New insights into Cryptococcus extracellular vesicles suggest a new structural model and an antifungal vaccine strategy

Whereas extracellular vesicle (EV) research has become commonplace in different biomedical fields, this field of research is still in its infancy in mycology. Here we provide a robust set of data regarding the structural and compositional aspects of EVs from the pathogenic yeast C. neoformans. By using cutting-edge methodological approaches including cryogenic electron microscopy and cryogenic electron tomography, proteomics, and nanoscale flow cytometry, we revisited cryptococcal EV features and suggest a new EV structural model, in which the vesicular lipid bilayer is covered by a 16 nm thick mannoprotein-based fibrillar decoration, bearing the capsule polysaccharide as its outer layer. About 10% of the EV population is devoid of fibrillar decoration, adding another aspect to EV diversity.
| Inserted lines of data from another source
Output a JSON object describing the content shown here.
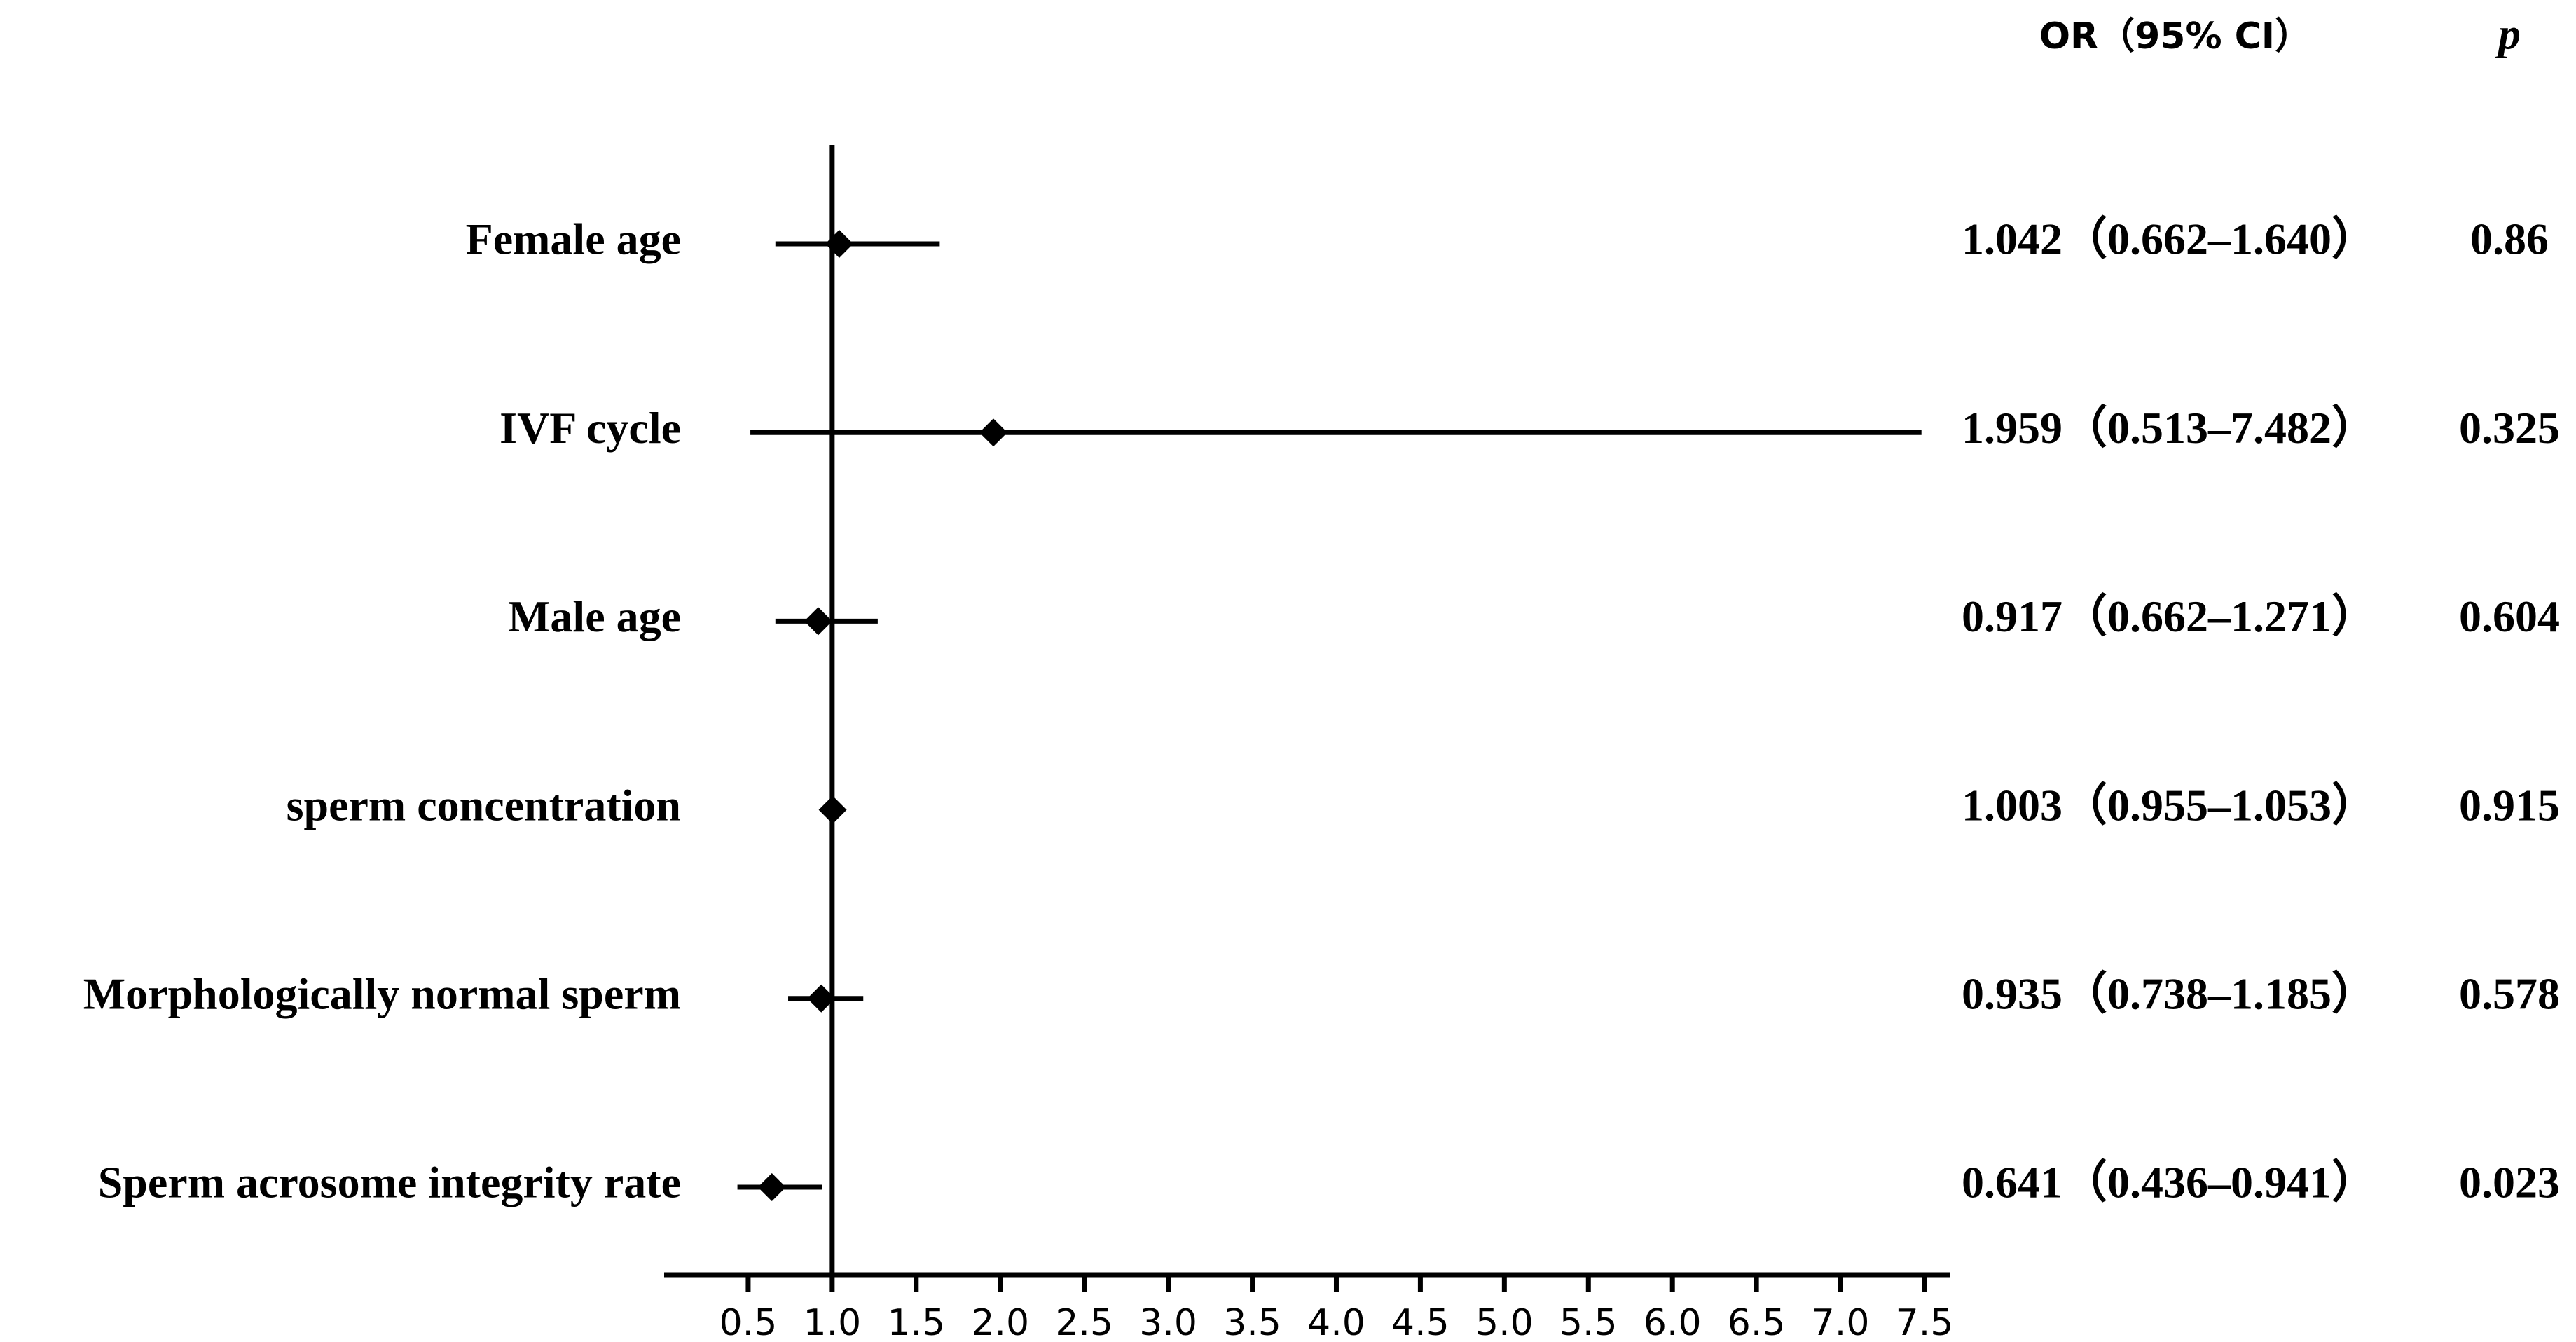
{
  "chart_data": {
    "type": "forest",
    "header_estimate": "OR（95% CI）",
    "header_p": "p",
    "categories": [
      "Female age",
      "IVF cycle",
      "Male age",
      "sperm concentration",
      "Morphologically normal sperm",
      "Sperm acrosome integrity rate"
    ],
    "series": [
      {
        "color": "#000000",
        "values": [
          1.042,
          1.959,
          0.917,
          1.003,
          0.935,
          0.641
        ],
        "lower": [
          0.662,
          0.513,
          0.662,
          0.955,
          0.738,
          0.436
        ],
        "upper": [
          1.64,
          7.482,
          1.271,
          1.053,
          1.185,
          0.941
        ],
        "value_labels": [
          "1.042（0.662–1.640）",
          "1.959（0.513–7.482）",
          "0.917（0.662–1.271）",
          "1.003（0.955–1.053）",
          "0.935（0.738–1.185）",
          "0.641（0.436–0.941）"
        ],
        "p": [
          0.86,
          0.325,
          0.604,
          0.915,
          0.578,
          0.023
        ]
      }
    ],
    "reference_line": 1,
    "xlim": [
      0,
      7.65
    ],
    "xticks": [
      0.5,
      {
        "value": 1,
        "label": "1.0"
      },
      1.5,
      {
        "value": 2,
        "label": "2.0"
      },
      2.5,
      {
        "value": 3,
        "label": "3.0"
      },
      3.5,
      {
        "value": 4,
        "label": "4.0"
      },
      4.5,
      {
        "value": 5,
        "label": "5.0"
      },
      5.5,
      {
        "value": 6,
        "label": "6.0"
      },
      6.5,
      {
        "value": 7,
        "label": "7.0"
      },
      7.5
    ]
  }
}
By analyzing EV protein cargo from three cryptococcal species, we characterized the typical Cryptococcus EV proteome. It contains several membrane-bound protein families, including some Tsh proteins bearing a SUR7/PalI motif. The presence of known protective antigens on the surface of Cryptococcus EVs, resembling the morphology of encapsulated virus structures, suggested their potential as a vaccine. Indeed, mice immunized with EVs obtained from an acapsular C. neoformans mutant strain rendered a strong antibody response and significantly prolonged survival of mice upon C. neoformans infection.